Possible later additions:

- MCP server for direct AI-agent access.
- Embedding-based semantic search.
- Auto-generated documentation indexes.
- Static documentation export.
- Rich web editor for humans.
- Approval workflow.
- Scheduled freshness review.
- Infrastructure probes that compare documentation with real state.
- CI validation for links, schemas, and metadata.
- Integration with deployment systems or monitoring tools.

## Open Questions

- Should the documentation server live inside this repository or in a separate repository?
- Which stack should be used for the server: Python/FastAPI, Laravel, Node.js, or something else?
- Should MCP support be part of the first MVP?
- What changes may agents commit directly?
- What changes require human review?
- How much of the custom Vue UI should be included in the first MVP?
- How should secrets and sensitive access information be represented without exposing actual credentials?
- How detailed should the first traffic route records be?
- Which exact virtualization layer should be recorded for the home servers?
- What review rules should apply to traffic exposure changes?

## Current Decision

Use Markdown and YAML in Git as the durable storage format.

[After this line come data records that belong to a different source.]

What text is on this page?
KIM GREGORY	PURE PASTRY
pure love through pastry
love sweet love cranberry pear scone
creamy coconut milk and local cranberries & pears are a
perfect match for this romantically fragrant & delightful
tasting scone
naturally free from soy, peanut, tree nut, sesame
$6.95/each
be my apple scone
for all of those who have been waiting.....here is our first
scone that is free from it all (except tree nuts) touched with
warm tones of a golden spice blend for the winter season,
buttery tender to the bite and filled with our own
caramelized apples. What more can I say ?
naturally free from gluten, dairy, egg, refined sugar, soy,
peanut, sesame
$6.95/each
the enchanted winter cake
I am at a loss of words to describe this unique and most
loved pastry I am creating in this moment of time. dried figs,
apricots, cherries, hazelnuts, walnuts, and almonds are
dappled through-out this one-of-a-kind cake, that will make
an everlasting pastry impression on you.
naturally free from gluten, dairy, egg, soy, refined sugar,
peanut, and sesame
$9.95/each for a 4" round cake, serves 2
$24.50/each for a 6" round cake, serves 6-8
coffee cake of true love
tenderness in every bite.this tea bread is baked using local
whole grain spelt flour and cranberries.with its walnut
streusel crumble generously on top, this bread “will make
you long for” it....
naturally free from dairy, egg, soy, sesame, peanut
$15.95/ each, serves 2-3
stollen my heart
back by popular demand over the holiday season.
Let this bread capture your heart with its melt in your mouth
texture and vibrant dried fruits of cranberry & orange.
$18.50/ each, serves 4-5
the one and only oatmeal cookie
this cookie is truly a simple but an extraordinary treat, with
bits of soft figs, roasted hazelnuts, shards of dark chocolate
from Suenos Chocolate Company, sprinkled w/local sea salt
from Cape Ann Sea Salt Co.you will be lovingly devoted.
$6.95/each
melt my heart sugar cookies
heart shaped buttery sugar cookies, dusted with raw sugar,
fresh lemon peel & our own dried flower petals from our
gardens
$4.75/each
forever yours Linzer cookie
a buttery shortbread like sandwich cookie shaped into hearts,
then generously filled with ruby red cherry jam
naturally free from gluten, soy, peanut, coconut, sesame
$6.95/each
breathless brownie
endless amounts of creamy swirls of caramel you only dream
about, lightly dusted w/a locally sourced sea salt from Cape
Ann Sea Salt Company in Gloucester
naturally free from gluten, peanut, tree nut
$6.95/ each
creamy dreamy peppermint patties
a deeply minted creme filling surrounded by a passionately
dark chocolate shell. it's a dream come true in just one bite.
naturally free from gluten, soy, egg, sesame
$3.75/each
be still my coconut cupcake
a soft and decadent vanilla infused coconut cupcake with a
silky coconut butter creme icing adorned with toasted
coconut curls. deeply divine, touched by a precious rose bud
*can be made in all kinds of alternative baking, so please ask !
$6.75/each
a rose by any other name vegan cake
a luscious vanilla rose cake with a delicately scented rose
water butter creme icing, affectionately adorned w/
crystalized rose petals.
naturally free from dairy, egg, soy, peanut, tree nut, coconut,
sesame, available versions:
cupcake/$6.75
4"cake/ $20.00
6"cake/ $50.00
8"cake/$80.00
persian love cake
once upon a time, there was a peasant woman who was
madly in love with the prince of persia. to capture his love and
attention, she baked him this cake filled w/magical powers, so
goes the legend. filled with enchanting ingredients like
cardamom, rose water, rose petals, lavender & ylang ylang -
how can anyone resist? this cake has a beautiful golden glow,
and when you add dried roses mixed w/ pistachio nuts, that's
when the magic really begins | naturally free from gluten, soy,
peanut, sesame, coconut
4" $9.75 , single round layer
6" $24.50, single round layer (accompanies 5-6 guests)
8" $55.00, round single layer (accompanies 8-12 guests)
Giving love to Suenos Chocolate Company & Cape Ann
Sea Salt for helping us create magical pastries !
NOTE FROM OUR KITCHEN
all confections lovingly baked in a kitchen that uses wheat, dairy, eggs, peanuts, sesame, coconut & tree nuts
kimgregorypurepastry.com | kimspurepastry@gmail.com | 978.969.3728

Build a documentation server that acts as the main operational interface for agents and humans. The server should provide controlled editing through API, validation, search, freshness checks, local commit management, and a custom Vue.js UI based on `gnexus-ui-kit`.

The next planning step is to define the MVP implementation plan and choose the first version of the repository structure, schemas, and server responsibilities.